Face à une œuvre musi­cale, il y aurait deux caté­gories de solistes : ceux qui don­nent libre cours à leur inter­pré­ta­tion, au risque d’être infidèles aux inten­tions du com­pos­i­teur ; et ceux qui jouent au plus près du texte tel qu’il est écrit, avec les indi­ca­tions du com­pos­i­teur, ni plus, ni moins. La réal­ité est évidem­ment plus com­plexe. Tout d’abord, il y a deux types d’interprètes dans la pre­mière caté­gorie : ceux qui jouent l’œuvre tels qu’ils la « sen­tent », et ceux qui cul­tivent l’originalité gra­tu­ite pour se dis­tinguer de leurs con­cur­rents. Et dans la caté­gorie des musiciens-fidèles-à‑l’œuvre, on ne saurait con­fon­dre ceux qui jouent avec le souci pre­mier de respecter la mesure et de se con­former stricte­ment aux indi­ca­tions du com­pos­i­teur, et ceux qui ont dépassé une fois pour toutes la recherche d’originalité, et qui « sont » l’œuvre qu’ils jouent, comme Polli­ni ou Per­ahia.
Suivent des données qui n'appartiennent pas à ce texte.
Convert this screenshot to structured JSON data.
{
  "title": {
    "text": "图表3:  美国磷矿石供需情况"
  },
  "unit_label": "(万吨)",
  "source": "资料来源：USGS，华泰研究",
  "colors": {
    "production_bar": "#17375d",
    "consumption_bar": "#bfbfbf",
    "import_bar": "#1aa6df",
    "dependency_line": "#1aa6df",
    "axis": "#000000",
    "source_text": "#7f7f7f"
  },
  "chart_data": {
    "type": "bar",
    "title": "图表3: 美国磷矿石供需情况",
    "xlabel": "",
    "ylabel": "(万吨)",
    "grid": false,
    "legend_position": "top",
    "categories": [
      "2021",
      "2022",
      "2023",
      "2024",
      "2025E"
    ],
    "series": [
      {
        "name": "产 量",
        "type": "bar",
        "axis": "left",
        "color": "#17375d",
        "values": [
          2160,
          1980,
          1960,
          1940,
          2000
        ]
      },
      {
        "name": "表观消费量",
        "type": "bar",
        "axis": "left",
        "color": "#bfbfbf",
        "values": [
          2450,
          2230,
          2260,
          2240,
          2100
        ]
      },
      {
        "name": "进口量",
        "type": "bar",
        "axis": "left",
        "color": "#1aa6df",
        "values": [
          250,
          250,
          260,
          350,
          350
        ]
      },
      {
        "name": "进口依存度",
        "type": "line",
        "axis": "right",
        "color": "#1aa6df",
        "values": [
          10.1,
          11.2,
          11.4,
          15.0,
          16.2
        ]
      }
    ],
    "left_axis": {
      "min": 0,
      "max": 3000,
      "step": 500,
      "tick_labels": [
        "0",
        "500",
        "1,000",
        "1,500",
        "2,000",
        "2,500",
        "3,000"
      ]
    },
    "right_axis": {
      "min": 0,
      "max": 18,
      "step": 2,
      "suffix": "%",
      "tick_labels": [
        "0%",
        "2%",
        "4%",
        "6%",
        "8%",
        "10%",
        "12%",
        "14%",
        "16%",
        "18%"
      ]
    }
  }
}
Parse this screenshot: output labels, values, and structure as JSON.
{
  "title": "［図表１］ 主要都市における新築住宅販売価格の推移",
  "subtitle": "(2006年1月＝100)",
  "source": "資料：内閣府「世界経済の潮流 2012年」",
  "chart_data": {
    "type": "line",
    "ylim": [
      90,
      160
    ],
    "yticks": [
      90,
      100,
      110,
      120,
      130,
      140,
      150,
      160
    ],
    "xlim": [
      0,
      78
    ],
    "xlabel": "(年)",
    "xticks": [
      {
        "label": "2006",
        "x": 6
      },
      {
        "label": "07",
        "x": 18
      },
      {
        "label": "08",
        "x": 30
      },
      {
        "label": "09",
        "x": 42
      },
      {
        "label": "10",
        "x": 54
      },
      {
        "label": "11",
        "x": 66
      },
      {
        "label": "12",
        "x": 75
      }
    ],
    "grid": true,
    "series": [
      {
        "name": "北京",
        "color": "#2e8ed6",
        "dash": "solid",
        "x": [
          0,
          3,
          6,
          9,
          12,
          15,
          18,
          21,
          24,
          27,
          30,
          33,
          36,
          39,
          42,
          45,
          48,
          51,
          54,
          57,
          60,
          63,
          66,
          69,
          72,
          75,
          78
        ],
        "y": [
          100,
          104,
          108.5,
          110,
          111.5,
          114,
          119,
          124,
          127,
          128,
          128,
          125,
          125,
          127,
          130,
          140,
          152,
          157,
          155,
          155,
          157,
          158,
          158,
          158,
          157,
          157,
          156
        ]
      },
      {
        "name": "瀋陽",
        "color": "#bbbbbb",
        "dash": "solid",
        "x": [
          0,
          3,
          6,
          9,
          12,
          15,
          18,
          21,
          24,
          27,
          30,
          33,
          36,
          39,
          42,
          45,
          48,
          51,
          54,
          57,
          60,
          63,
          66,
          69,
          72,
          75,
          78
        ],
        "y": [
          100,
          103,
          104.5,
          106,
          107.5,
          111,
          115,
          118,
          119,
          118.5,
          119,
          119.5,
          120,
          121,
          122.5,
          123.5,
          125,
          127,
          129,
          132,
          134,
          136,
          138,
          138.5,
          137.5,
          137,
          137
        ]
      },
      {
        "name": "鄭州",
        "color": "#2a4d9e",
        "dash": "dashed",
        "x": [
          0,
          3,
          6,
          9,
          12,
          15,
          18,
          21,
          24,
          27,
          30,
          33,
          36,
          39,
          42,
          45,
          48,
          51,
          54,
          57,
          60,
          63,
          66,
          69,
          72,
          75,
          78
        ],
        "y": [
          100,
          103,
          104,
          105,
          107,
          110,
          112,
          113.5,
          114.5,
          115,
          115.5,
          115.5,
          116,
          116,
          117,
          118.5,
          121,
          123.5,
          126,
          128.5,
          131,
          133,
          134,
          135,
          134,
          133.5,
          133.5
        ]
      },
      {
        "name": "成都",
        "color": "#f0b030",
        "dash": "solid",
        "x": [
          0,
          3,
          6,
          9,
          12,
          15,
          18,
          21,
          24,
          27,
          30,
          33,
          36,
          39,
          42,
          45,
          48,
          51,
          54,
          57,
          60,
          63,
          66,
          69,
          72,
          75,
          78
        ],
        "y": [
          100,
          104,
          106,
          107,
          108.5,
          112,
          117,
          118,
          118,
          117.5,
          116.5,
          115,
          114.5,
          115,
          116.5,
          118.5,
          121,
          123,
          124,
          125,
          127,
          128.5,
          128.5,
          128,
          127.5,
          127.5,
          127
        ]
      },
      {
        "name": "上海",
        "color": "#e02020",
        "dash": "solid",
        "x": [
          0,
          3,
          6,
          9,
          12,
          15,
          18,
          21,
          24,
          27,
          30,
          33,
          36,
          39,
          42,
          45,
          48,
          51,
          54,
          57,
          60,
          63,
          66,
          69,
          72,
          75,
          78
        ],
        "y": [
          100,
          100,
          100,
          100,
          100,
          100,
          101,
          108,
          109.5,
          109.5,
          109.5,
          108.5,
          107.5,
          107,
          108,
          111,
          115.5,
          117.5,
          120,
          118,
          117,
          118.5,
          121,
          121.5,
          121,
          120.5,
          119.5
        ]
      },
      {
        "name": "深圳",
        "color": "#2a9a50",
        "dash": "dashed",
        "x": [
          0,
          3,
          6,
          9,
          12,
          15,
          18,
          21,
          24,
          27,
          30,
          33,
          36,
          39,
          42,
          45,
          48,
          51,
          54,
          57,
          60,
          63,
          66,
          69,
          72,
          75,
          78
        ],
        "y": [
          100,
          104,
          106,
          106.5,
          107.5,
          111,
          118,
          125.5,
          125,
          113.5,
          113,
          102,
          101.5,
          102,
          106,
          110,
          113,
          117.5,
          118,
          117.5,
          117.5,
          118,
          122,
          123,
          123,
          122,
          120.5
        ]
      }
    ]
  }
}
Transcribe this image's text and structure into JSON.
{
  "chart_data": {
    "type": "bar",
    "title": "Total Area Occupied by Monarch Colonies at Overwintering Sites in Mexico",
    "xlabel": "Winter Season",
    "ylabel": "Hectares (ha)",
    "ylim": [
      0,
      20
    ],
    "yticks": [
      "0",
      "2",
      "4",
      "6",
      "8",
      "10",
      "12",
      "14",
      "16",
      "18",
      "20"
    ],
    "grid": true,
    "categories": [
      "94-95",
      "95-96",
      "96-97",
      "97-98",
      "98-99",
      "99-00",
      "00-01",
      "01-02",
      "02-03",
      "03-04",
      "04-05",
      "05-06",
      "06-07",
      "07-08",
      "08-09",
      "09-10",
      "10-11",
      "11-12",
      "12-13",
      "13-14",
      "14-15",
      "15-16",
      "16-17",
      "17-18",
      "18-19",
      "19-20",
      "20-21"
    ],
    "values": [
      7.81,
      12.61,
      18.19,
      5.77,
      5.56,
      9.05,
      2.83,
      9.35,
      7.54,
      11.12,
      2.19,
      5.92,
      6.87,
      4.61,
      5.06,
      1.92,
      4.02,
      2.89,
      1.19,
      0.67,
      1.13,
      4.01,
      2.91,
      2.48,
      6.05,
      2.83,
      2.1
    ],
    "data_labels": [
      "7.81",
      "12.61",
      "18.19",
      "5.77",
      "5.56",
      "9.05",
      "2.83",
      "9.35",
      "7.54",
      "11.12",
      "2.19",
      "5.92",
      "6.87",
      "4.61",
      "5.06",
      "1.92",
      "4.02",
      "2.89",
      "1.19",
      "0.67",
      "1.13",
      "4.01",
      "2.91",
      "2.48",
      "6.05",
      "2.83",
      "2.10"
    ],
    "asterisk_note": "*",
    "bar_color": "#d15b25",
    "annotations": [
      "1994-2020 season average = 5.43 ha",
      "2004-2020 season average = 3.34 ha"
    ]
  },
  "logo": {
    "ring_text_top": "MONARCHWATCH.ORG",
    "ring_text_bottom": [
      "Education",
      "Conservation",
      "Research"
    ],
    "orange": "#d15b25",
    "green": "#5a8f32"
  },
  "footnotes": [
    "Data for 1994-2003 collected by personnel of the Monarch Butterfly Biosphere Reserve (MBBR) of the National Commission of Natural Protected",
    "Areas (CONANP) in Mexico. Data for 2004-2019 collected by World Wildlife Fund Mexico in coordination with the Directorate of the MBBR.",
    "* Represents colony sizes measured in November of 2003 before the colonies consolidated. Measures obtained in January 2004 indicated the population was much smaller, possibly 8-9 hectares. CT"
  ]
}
Ceux-là sont des seigneurs.

Rav­el et Chausson
Simon Rat­tle et le Phil­har­monique de Berlin con­stituent aujourd’hui une sin­gu­lar­ité dans le monde musi­cal : des musi­ciens d’un niveau excep­tion­nel et un chef qui pour­suit l’exigence de la per­fec­tion, grâce notam­ment à des répéti­tions inten­sives, au ser­vice non de sa per­son­ne (comme le fai­sait Kara­jan) mais de la seule musique. Rom­pus à Bach, Brahms, Mahler, on les attendait dans Rav­el, dont ils vien­nent d’enregistrer L’Enfant et les Sor­tilèges – l’enfance écla­tante – avec notam­ment Nathalie Stutz­mann et José Van Dam, et Ma mère l’Oye1 – la nos­tal­gie de l’enfance à jamais per­due : une mer­veille absolue. Jamais, peut-être, depuis Manuel Rosen­thal, la musique de Rav­el n’a été jouée avec une telle per­fec­tion – chaque instru­men­tiste est un soliste, chaque mesure, chaque inflex­ion a été longue­ment pen­sée et tra­vail­lée – et n’aura sus­cité chez l’auditeur une émo­tion si forte : écoutez Le Jardin féérique et retenez vos larmes. Ajou­tons que la prise de son est exceptionnelle.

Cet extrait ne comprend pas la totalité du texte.